Tuson v. Crosby

172 Mass. 478 | Mass. | 1899

Barker, J.

The plaintiff contends that it was error to exclude certain questions which he put to the witness Brennan upon his cross-examination. Brennan was a counsellor at law who was retained for Yarrington in the matter of the Massachusetts indictment and requisition, and who had procured the bond in suit to be made to the present plaintiff and had procured the plaintiff to bail Yarrington. In cross-examination Brennan testified that he was retained by Yarrington as his attorney. The plaintiff then asked how much his retainer was. The question was excluded, and the plaintiff then stated that he proposed to show that Brennan received a large sum of money from Yarrington to indemnify the sureties, but the court again refused to allow the question as to how much his retainer was to be put to Brennan. The plaintiff then asked Brennan how much money he received from Yarrington. The court excluded the question, but offered to allow the plaintiff to ask the witness how much, if anything, he received to indemnify the plaintiff or the sureties on the bond. Brennan then denied that he received any money from Yarrington to indemnify the sureties on the bond.
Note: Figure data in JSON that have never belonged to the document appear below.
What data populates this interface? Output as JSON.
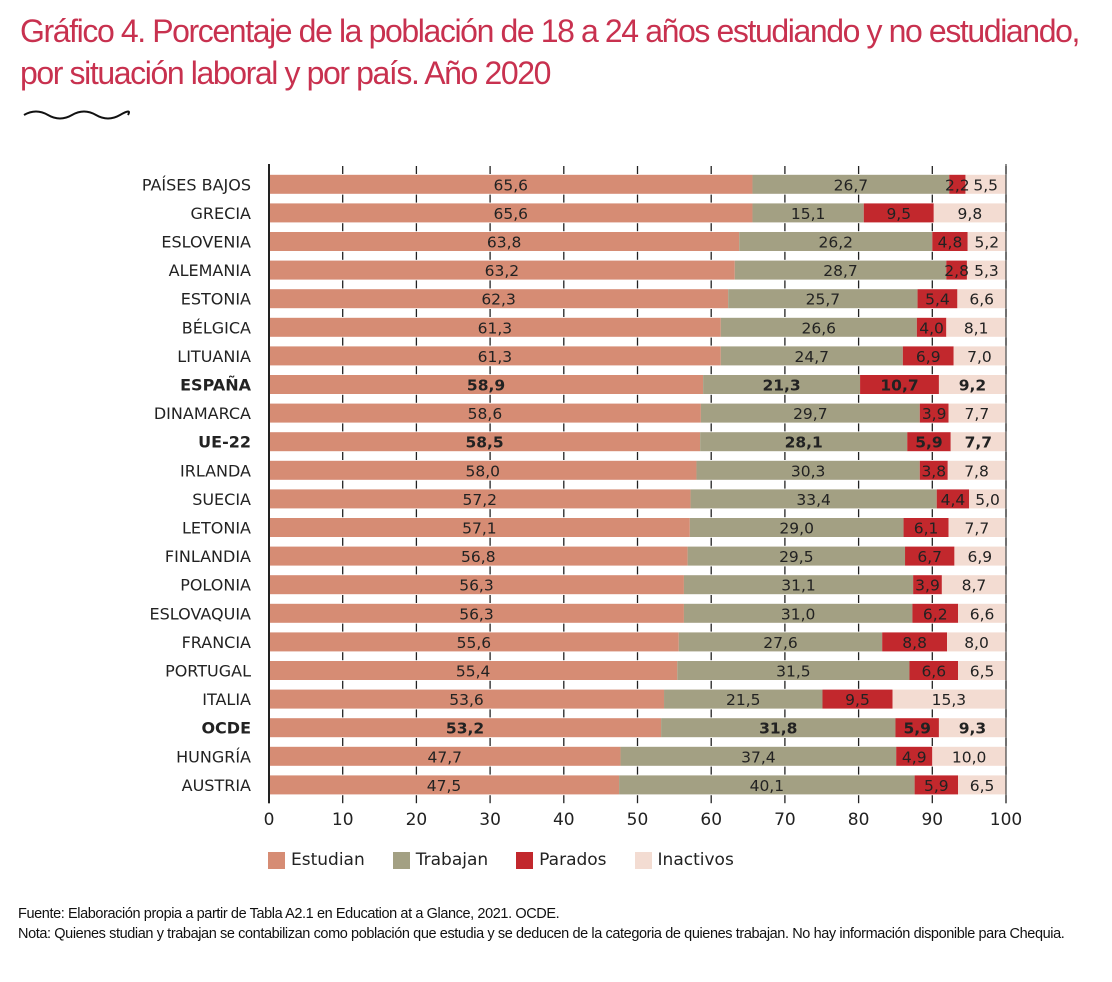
{
  "title": "Gráfico 4. Porcentaje de la población de 18 a 24 años estudiando y no estudiando, por situación laboral y por país. Año 2020",
  "decoration": "wave-divider",
  "colors": {
    "title": "#c8314f",
    "Estudian": "#d68c74",
    "Trabajan": "#a3a083",
    "Parados": "#c2282d",
    "Inactivos": "#f3dcd2",
    "axis": "#222222"
  },
  "footer": {
    "source": "Fuente: Elaboración propia a partir de Tabla A2.1 en Education at a Glance, 2021. OCDE.",
    "note": "Nota: Quienes studian y trabajan se contabilizan como población que estudia y se deducen de la categoria de quienes trabajan. No hay información disponible para Chequia."
  },
  "chart_data": {
    "type": "bar",
    "orientation": "horizontal",
    "stacked": true,
    "title": "Gráfico 4. Porcentaje de la población de 18 a 24 años estudiando y no estudiando, por situación laboral y por país. Año 2020",
    "xlabel": "",
    "ylabel": "",
    "xlim": [
      0,
      100
    ],
    "xticks": [
      0,
      10,
      20,
      30,
      40,
      50,
      60,
      70,
      80,
      90,
      100
    ],
    "grid": false,
    "legend": {
      "position": "bottom",
      "entries": [
        "Estudian",
        "Trabajan",
        "Parados",
        "Inactivos"
      ]
    },
    "categories": [
      "PAÍSES BAJOS",
      "GRECIA",
      "ESLOVENIA",
      "ALEMANIA",
      "ESTONIA",
      "BÉLGICA",
      "LITUANIA",
      "ESPAÑA",
      "DINAMARCA",
      "UE-22",
      "IRLANDA",
      "SUECIA",
      "LETONIA",
      "FINLANDIA",
      "POLONIA",
      "ESLOVAQUIA",
      "FRANCIA",
      "PORTUGAL",
      "ITALIA",
      "OCDE",
      "HUNGRÍA",
      "AUSTRIA"
    ],
    "highlighted": [
      "ESPAÑA",
      "UE-22",
      "OCDE"
    ],
    "series": [
      {
        "name": "Estudian",
        "values": [
          65.6,
          65.6,
          63.8,
          63.2,
          62.3,
          61.3,
          61.3,
          58.9,
          58.6,
          58.5,
          58.0,
          57.2,
          57.1,
          56.8,
          56.3,
          56.3,
          55.6,
          55.4,
          53.6,
          53.2,
          47.7,
          47.5
        ]
      },
      {
        "name": "Trabajan",
        "values": [
          26.7,
          15.1,
          26.2,
          28.7,
          25.7,
          26.6,
          24.7,
          21.3,
          29.7,
          28.1,
          30.3,
          33.4,
          29.0,
          29.5,
          31.1,
          31.0,
          27.6,
          31.5,
          21.5,
          31.8,
          37.4,
          40.1
        ]
      },
      {
        "name": "Parados",
        "values": [
          2.2,
          9.5,
          4.8,
          2.8,
          5.4,
          4.0,
          6.9,
          10.7,
          3.9,
          5.9,
          3.8,
          4.4,
          6.1,
          6.7,
          3.9,
          6.2,
          8.8,
          6.6,
          9.5,
          5.9,
          4.9,
          5.9
        ]
      },
      {
        "name": "Inactivos",
        "values": [
          5.5,
          9.8,
          5.2,
          5.3,
          6.6,
          8.1,
          7.0,
          9.2,
          7.7,
          7.7,
          7.8,
          5.0,
          7.7,
          6.9,
          8.7,
          6.6,
          8.0,
          6.5,
          15.3,
          9.3,
          10.0,
          6.5
        ]
      }
    ]
  }
}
The plaintiff then asked if Yarrington did not let him have $1,200 or more; and in connection with this question the plaintiff stated that he desired to show that the witness received a large sum of money from Yarrington, and to.submit to the jury the question whether it was not received for some purpose other than that of services as counsel.

We think the plaintiff’s exceptions to these rulings should be overruled. The question how much Brennan received from Yarrington as a retainer was immaterial to the issues upon trial. Brennan testified that he received no money from Yarrington to indemnify the sureties on the bond. This covered the issue to which this part of the examination was directed. The further *484question, whether Yarrington did not let him have $1,200 or more, without an offer to show from this witness or any other witness for what purpose the money was paid, if paid at all, is not shown to have related to any issue upon trial, and could be properly excluded in cross-examination, in the discretion of the presiding justice.

The contention that the bond in suit could not be affected by subsequent paroi agreements of the parties, but must be considered to remain in force until released by an instrument of equal dignity and solemnity, is not law. Munroe v. Perkins, 9 Pick. 298. Mill Dam Foundery v. Hovey, 21 Pick. 417. Blasdell v. Souther, 6 Gray, 149,151. Hastings v. Lovejoy, 140 Mass. 261, 264, 265. The rulings requested and refused, which all rested upon this erroneous theory of the law, were therefore rightly refused. If, as the plaintiff now contends, there was a variance between the proof of the defence and the allegations of the answer, that question does not appear to have been raised at the trial, and cannot avail the plaintiff here. Aside from any questions which might be open if the plaintiff had contended at the trial that there was a variance, we see no ground for criticising the charge. Exceptions overruled.